In the early years, the company grew in customers and capabilities. Vitech delivered multiple point releases in the 1.x series to meet internal expectations of the capabilities necessary to support a model-driven systems design process. As the team grew, in 1995 it moved into corporate office space in Vienna, Virginia, outside of Washington, D.C. In 1998, CORE 2.0 was released, enabling systems engineering teams to collaborate live working from a single source of truth for their project as they addressed systems requirements, behavior, architecture, and test.
As the dawn of a new millennium loomed, many around the world became concerned about the threat of Y2K—the potential for systems based on old software coding to malfunction at the turn of the century. While Y2K was not in Vitech’s traditional systems design space, it did lead to an interesting project that complemented Vitech’s portfolio of aerospace and defense projects.

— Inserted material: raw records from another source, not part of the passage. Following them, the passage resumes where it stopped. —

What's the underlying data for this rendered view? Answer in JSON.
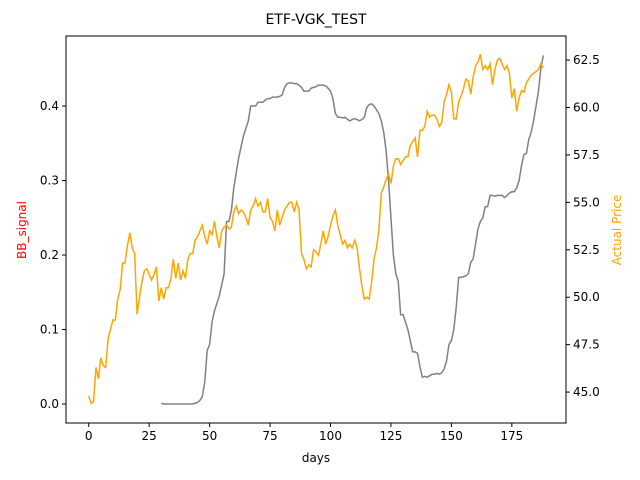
{
  "chart_data": {
    "type": "line",
    "title": "ETF-VGK_TEST",
    "xlabel": "days",
    "ylabel": "BB_signal",
    "ylabel_color": "#ff0000",
    "y2label": "Actual Price",
    "y2label_color": "#ffa500",
    "x": [
      0,
      1,
      2,
      3,
      4,
      5,
      6,
      7,
      8,
      9,
      10,
      11,
      12,
      13,
      14,
      15,
      16,
      17,
      18,
      19,
      20,
      21,
      22,
      23,
      24,
      25,
      26,
      27,
      28,
      29,
      30,
      31,
      32,
      33,
      34,
      35,
      36,
      37,
      38,
      39,
      40,
      41,
      42,
      43,
      44,
      45,
      46,
      47,
      48,
      49,
      50,
      51,
      52,
      53,
      54,
      55,
      56,
      57,
      58,
      59,
      60,
      61,
      62,
      63,
      64,
      65,
      66,
      67,
      68,
      69,
      70,
      71,
      72,
      73,
      74,
      75,
      76,
      77,
      78,
      79,
      80,
      81,
      82,
      83,
      84,
      85,
      86,
      87,
      88,
      89,
      90,
      91,
      92,
      93,
      94,
      95,
      96,
      97,
      98,
      99,
      100,
      101,
      102,
      103,
      104,
      105,
      106,
      107,
      108,
      109,
      110,
      111,
      112,
      113,
      114,
      115,
      116,
      117,
      118,
      119,
      120,
      121,
      122,
      123,
      124,
      125,
      126,
      127,
      128,
      129,
      130,
      131,
      132,
      133,
      134,
      135,
      136,
      137,
      138,
      139,
      140,
      141,
      142,
      143,
      144,
      145,
      146,
      147,
      148,
      149,
      150,
      151,
      152,
      153,
      154,
      155,
      156,
      157,
      158,
      159,
      160,
      161,
      162,
      163,
      164,
      165,
      166,
      167,
      168,
      169,
      170,
      171,
      172,
      173,
      174,
      175,
      176,
      177,
      178,
      179,
      180,
      181,
      182,
      183,
      184,
      185,
      186,
      187,
      188
    ],
    "series": [
      {
        "color": "#808080",
        "axis": "y",
        "values": [
          null,
          null,
          null,
          null,
          null,
          null,
          null,
          null,
          null,
          null,
          null,
          null,
          null,
          null,
          null,
          null,
          null,
          null,
          null,
          null,
          null,
          null,
          null,
          null,
          null,
          null,
          null,
          null,
          null,
          null,
          0.001,
          0.0,
          0.0,
          0.0,
          0.0,
          0.0,
          0.0,
          0.0,
          0.0,
          0.0,
          0.0,
          0.0,
          0.0,
          0.0,
          0.001,
          0.002,
          0.005,
          0.01,
          0.03,
          0.072,
          0.08,
          0.11,
          0.125,
          0.135,
          0.145,
          0.16,
          0.175,
          0.245,
          0.245,
          0.26,
          0.29,
          0.31,
          0.33,
          0.345,
          0.36,
          0.37,
          0.38,
          0.4,
          0.4,
          0.4,
          0.405,
          0.405,
          0.405,
          0.408,
          0.41,
          0.41,
          0.412,
          0.412,
          0.412,
          0.413,
          0.415,
          0.425,
          0.43,
          0.431,
          0.431,
          0.43,
          0.43,
          0.428,
          0.425,
          0.42,
          0.42,
          0.42,
          0.424,
          0.425,
          0.426,
          0.428,
          0.428,
          0.428,
          0.427,
          0.424,
          0.42,
          0.41,
          0.39,
          0.385,
          0.385,
          0.384,
          0.385,
          0.382,
          0.38,
          0.382,
          0.383,
          0.382,
          0.38,
          0.382,
          0.385,
          0.398,
          0.402,
          0.403,
          0.4,
          0.395,
          0.39,
          0.38,
          0.365,
          0.34,
          0.3,
          0.25,
          0.2,
          0.175,
          0.165,
          0.12,
          0.12,
          0.11,
          0.1,
          0.085,
          0.07,
          0.07,
          0.068,
          0.05,
          0.036,
          0.037,
          0.036,
          0.038,
          0.04,
          0.04,
          0.041,
          0.04,
          0.042,
          0.047,
          0.058,
          0.08,
          0.085,
          0.1,
          0.13,
          0.17,
          0.17,
          0.171,
          0.172,
          0.175,
          0.19,
          0.195,
          0.215,
          0.235,
          0.245,
          0.25,
          0.265,
          0.265,
          0.28,
          0.28,
          0.279,
          0.28,
          0.28,
          0.28,
          0.277,
          0.28,
          0.283,
          0.285,
          0.285,
          0.29,
          0.3,
          0.32,
          0.335,
          0.336,
          0.355,
          0.365,
          0.38,
          0.4,
          0.42,
          0.45,
          0.468
        ]
      },
      {
        "color": "#ffa500",
        "axis": "y2",
        "values": [
          44.8,
          44.4,
          44.5,
          46.3,
          45.7,
          46.8,
          46.4,
          46.3,
          47.8,
          48.3,
          48.8,
          48.8,
          49.9,
          50.4,
          51.8,
          51.8,
          52.7,
          53.4,
          52.6,
          52.3,
          49.1,
          50.0,
          50.8,
          51.4,
          51.5,
          51.2,
          50.9,
          51.2,
          51.6,
          49.8,
          50.5,
          49.9,
          50.5,
          50.5,
          51.0,
          52.0,
          51.0,
          51.8,
          50.9,
          51.4,
          51.0,
          52.0,
          52.3,
          52.3,
          53.0,
          53.2,
          53.5,
          53.8,
          53.2,
          52.8,
          53.5,
          53.3,
          54.0,
          53.2,
          52.6,
          53.5,
          53.7,
          53.8,
          53.6,
          53.7,
          54.5,
          54.8,
          54.4,
          54.6,
          54.5,
          54.2,
          53.8,
          54.6,
          54.8,
          55.2,
          54.8,
          55.0,
          54.5,
          54.5,
          55.2,
          54.2,
          54.0,
          53.5,
          54.6,
          53.8,
          54.2,
          54.6,
          54.8,
          55.0,
          55.0,
          54.5,
          55.0,
          54.6,
          52.3,
          52.0,
          51.5,
          51.7,
          51.6,
          52.5,
          52.4,
          52.2,
          52.8,
          53.5,
          52.8,
          53.2,
          53.8,
          54.3,
          54.6,
          53.8,
          53.3,
          52.8,
          53.0,
          52.6,
          52.8,
          52.6,
          53.0,
          52.6,
          51.5,
          50.6,
          49.9,
          50.0,
          49.9,
          50.8,
          52.0,
          52.6,
          53.5,
          55.5,
          55.8,
          56.2,
          56.5,
          56.0,
          56.9,
          57.3,
          57.3,
          57.0,
          57.2,
          57.4,
          57.4,
          58.0,
          58.2,
          58.4,
          57.4,
          58.8,
          58.8,
          59.0,
          59.8,
          59.5,
          59.6,
          59.6,
          59.4,
          59.0,
          59.2,
          60.3,
          60.7,
          61.2,
          60.8,
          59.4,
          59.4,
          60.3,
          60.6,
          61.0,
          61.5,
          61.4,
          60.7,
          61.6,
          62.2,
          62.4,
          62.8,
          62.0,
          62.2,
          62.0,
          62.3,
          61.2,
          62.0,
          62.5,
          62.6,
          62.3,
          62.0,
          62.2,
          61.8,
          60.5,
          61.0,
          59.8,
          60.5,
          60.9,
          60.8,
          61.3,
          61.5,
          61.7,
          61.8,
          61.9,
          62.0,
          62.3,
          62.1
        ]
      }
    ],
    "xlim": [
      -9.4,
      197.4
    ],
    "xticks": [
      0,
      25,
      50,
      75,
      100,
      125,
      150,
      175
    ],
    "ylim": [
      -0.0255,
      0.494
    ],
    "yticks": [
      {
        "value": 0,
        "label": "0.0"
      },
      0.1,
      0.2,
      0.3,
      0.4
    ],
    "y2lim": [
      43.37,
      63.77
    ],
    "y2ticks": [
      {
        "value": 45,
        "label": "45.0"
      },
      47.5,
      {
        "value": 50,
        "label": "50.0"
      },
      52.5,
      {
        "value": 55,
        "label": "55.0"
      },
      57.5,
      {
        "value": 60,
        "label": "60.0"
      },
      62.5
    ],
    "grid": false
  }
}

A national flood insurance provider approached Vitech deeply concerned about Y2K. While they had been preparing for the time when midnight struck on December 31st, 1999, in September of 1996, they realized that their deadline would come three years earlier. They had overlooked the fact that flood insurance is written on a three-year term, and thus found themselves scrambling to meet a December 31st, 1996 deadline. Upon realizing this, company representatives turned to Vitech for systems engineering expertise to quickly understand their processes and the underlying systems, so that they could then quickly develop an implementation and test strategy to meet the looming and immovable deadline.
The fix for the Y2K problem uncovered a greater issue, but fortunately one that Vitech’s methodology and CORE software could address: The overall structure of the company’s various flood insurance policy pathways and supporting groups was extremely complicated. They had 70-80 data sub-systems distributed over 27 locations. Moreover, their system architecture was poorly documented, and the structure was too complex for one person to keep it all in his or her head.
Recognizing the reality of the schedule, the systems engineers at Vitech realized that a multi-pronged strategy was required. First, the only way to manage final certification of the system was via an interface control document. Each data center manager would ultimately certify that if they received Y2K-compliant data, they would generate Y2K-compliant data (allowing each data center to be treated as a black box subsystem with the internal implementations ignored). Second, process models were developed to clearly capture the processing steps and, more importantly, the associated data as flood insurance policies moved through the system.
Team members on this project, from both the company and Vitech, made giant maps of company processes that they then taped to the wall so they could visualize the program and discover any hiccups. Testers took colored pencils and followed the process on the maps around the room, identifying duplicate test paths that could be dropped to save time, and unaddressed paths for which new tests were written.
By using CORE, the company was able to reengineer their systems in only a couple of months, addressing both the Y2K problem and the issue of their unwieldy and uncoordinated insurance policy processes. In addition to spending less time on the problem, the company was able to design better coverage by addressing the gaps they discovered. Without systems engineering, there is little doubt that they would have been unprepared to serve clients on January 1st, 1997.